Yolculuk Başlasın | İbrahim Selim
Dergi Konuları

Yolculuk Başlasın | İbrahim Selim

Son zamanlarda, yaptığı programlarla, talkshow’ları, podcast’leri, oyunculuğu ile yıldızı daha da parlayan İbrahim Selim’le uzun ve hayali bir yolculuğa çıktık. Ne vize başvurusu gerekti, ne de valiz hazırlama telaşımız oldu.

OTOMOBİLE ATLADIĞIMIZ GİBİ CANIMIZ NEREDE İSTERSE ORADA BULDUK KENDİMİZİ. Bir yer hayal edelim, orada yapalım bu röportajı istedim, sağolsun kırmadı beni.

Hadi öyleyse, Meksika’ya ya da Kaliforniya sahillerine gidelim, Alaska’dan Baja’ya göç eden mavi balinaları görürüz şanslıysak... “Şu an gelecek programın çekimini planlıyorum kafamda” diyor ve devam ediyor; “benim yine telefonum çalıyor en azından denize bakıyorum göz ucuyla...”

En başta yazdığım gibi yıldızının parladığını kendisinin hiç fark etmediğini söylüyor bana. “Umarım öyledir.” diyor, “balık suyun içinde olduğunu fark etmez ya, parladıysa da ışıklı geziyoruzdur, ama bizim hayatımızda pek bir şey değiştirmiyor bu. Beraber çalıştığım insanlarla çok emek veriyorum, umarım hepimizin parlar yıldızı.”

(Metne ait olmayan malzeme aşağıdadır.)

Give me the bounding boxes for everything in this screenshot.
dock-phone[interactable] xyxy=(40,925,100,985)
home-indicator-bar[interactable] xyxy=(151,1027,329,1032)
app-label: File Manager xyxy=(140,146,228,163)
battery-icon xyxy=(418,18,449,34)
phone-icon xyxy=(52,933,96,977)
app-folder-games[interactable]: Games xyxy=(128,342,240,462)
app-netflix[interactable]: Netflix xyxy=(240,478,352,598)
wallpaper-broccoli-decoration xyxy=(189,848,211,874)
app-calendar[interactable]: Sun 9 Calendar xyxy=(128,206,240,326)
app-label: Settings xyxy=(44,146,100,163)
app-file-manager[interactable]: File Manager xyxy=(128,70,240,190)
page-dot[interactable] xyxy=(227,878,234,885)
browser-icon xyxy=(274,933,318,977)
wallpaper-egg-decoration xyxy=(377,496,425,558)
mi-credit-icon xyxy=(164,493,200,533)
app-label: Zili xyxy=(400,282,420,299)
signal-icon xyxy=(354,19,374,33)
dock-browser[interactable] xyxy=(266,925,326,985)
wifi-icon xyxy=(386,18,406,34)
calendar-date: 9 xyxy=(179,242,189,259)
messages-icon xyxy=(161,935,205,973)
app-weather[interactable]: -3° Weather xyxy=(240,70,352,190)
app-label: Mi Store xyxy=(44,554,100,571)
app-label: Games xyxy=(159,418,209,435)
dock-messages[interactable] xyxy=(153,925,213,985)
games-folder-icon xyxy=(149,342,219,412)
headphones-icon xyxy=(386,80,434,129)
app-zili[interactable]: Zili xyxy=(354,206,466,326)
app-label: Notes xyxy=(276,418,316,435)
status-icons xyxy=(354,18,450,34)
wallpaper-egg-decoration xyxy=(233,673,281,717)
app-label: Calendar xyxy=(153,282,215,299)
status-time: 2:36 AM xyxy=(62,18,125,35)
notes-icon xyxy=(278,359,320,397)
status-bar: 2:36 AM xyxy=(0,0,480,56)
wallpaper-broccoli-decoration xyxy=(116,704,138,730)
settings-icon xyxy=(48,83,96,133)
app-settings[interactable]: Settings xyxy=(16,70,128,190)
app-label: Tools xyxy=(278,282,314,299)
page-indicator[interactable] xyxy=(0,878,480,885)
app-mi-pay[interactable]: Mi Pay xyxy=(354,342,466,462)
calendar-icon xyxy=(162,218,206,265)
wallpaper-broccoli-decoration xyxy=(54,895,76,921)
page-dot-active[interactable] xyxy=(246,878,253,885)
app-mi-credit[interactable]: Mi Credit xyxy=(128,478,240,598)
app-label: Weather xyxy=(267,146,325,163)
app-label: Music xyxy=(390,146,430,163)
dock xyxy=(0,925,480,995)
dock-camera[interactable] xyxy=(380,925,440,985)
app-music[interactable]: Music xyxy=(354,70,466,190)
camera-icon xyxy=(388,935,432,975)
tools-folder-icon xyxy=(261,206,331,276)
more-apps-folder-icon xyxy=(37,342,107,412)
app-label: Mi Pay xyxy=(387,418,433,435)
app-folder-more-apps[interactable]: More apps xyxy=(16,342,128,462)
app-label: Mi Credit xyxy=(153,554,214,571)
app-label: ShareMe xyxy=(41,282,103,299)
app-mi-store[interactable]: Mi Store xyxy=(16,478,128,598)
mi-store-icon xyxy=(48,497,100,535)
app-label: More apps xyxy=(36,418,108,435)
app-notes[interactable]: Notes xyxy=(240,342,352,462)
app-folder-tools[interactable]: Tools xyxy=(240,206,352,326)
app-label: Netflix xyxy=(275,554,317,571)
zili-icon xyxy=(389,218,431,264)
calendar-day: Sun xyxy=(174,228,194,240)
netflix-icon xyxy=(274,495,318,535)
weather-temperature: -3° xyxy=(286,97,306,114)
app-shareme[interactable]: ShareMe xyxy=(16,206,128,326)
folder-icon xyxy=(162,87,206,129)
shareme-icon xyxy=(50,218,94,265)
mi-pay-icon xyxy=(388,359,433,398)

Kalabalıklar içinde yalnız hissedip hissetmediğini merak ediyorum. “Kalabalığın içinde yalnızız zaten biz, yaptığımız iş dolayısıyla” diyor. Ve devam ediyor; “Biz derken oyunculardan bahsediyorum ağırlıklı olarak. Çünkü, hayatımızı sürdürmek için yaptığımız meslek, kalabalıkların içinde olup çevreyi gözlemlemeyle farklılaşıp büyüyebiliyor. O yüzden biraz izleyen tarafta olmamız gerekiyor. Çok fazla kalabalığa dahil olup, kalabalıkla beraber hareket etmek bizi ileri götürecek bir şey değil. Ama kastettiğin yalnız hissedip hissetmediğimse, ben mutluluğun bir tercih olduğunu düşünüyorum. İnsanın başına milyonlarca şey geliyor, bunun karşılığı, hayata nasıl baktığınızla ilgili, yönetilebiliyor gibi geliyor bana. Çok kötü şeyler olabiliyor hayatta evet, çok korkutucu, insanın canını sıkan, endişelendiren şeyler falan. Ama geçiyor. Siz orada kalıyor musunuz, o önemli oluyor.”

Dolayısıyla “Allah sağlık versin ya” deyip gülüyor. İbrahim Selim’in her zaman gülümseyen ve gülümseten bir tarafı var, belki bu yüzden konukları çağrıldığında koşarak programına gidiyor, ben bu röportajı yaparken bitmesin istiyorum. Dizilerinde reklam araları daha çekilmez oluyor. Bu arada bu sahildeki sohbete ara versem herhalde yapmak istediğim şey kitap okumak olurdu. Hayattaki duruşlarını beğendiğim insanların etkilendiği kitapları bilmek çok kıymetli benim için. İbrahim Selim’den de üç yazar ve kitap ismi aldım. Sanırım okumak için ilk tercihim Naomi Klein olacak; Şok Doktrini. Diğer iki kitabın ismini sonra paylaşacağım sizinle.

ibrahim_selim

Kısa bir kitap molasından sonra, mesleki anlamda kaderini değiştiren neydi diye sorduğumda önce biraz durup düşünüyor ve sonra, “bunu söylemek zor” diyerek başlıyor söze. “Sürekli üstüne ekleyerek devam ettim hayatımda. Oyunculuk yapıyordum seslendirme eklendi, seslendirme yapıyordum storytell eklendi. Dizi, sinema, tiyatro oyunculuğu zaten yapıyordum ve 2005’de İstanbul’a taşındım. 2009’dan beri dijitalde bir şey yapılması gerektiğini söylüyordum çevremdeki herkese. Kendi başıma cesaretim olmadığı için hiç adım atmadığım bir şey. Ama finalde zaten buna yatırdığım zihnimden parçaları kullanarak bir şeyler yapmaya başladım. Dolasıyla bu bir birikim aslında. Bu arada sadece benim birikimim değil, Stalk’u yaptım, gerçekten çok emek verdiğim bir projeydi, bir sene çok yükselttim, sonra zamanın bittiğini gördüm.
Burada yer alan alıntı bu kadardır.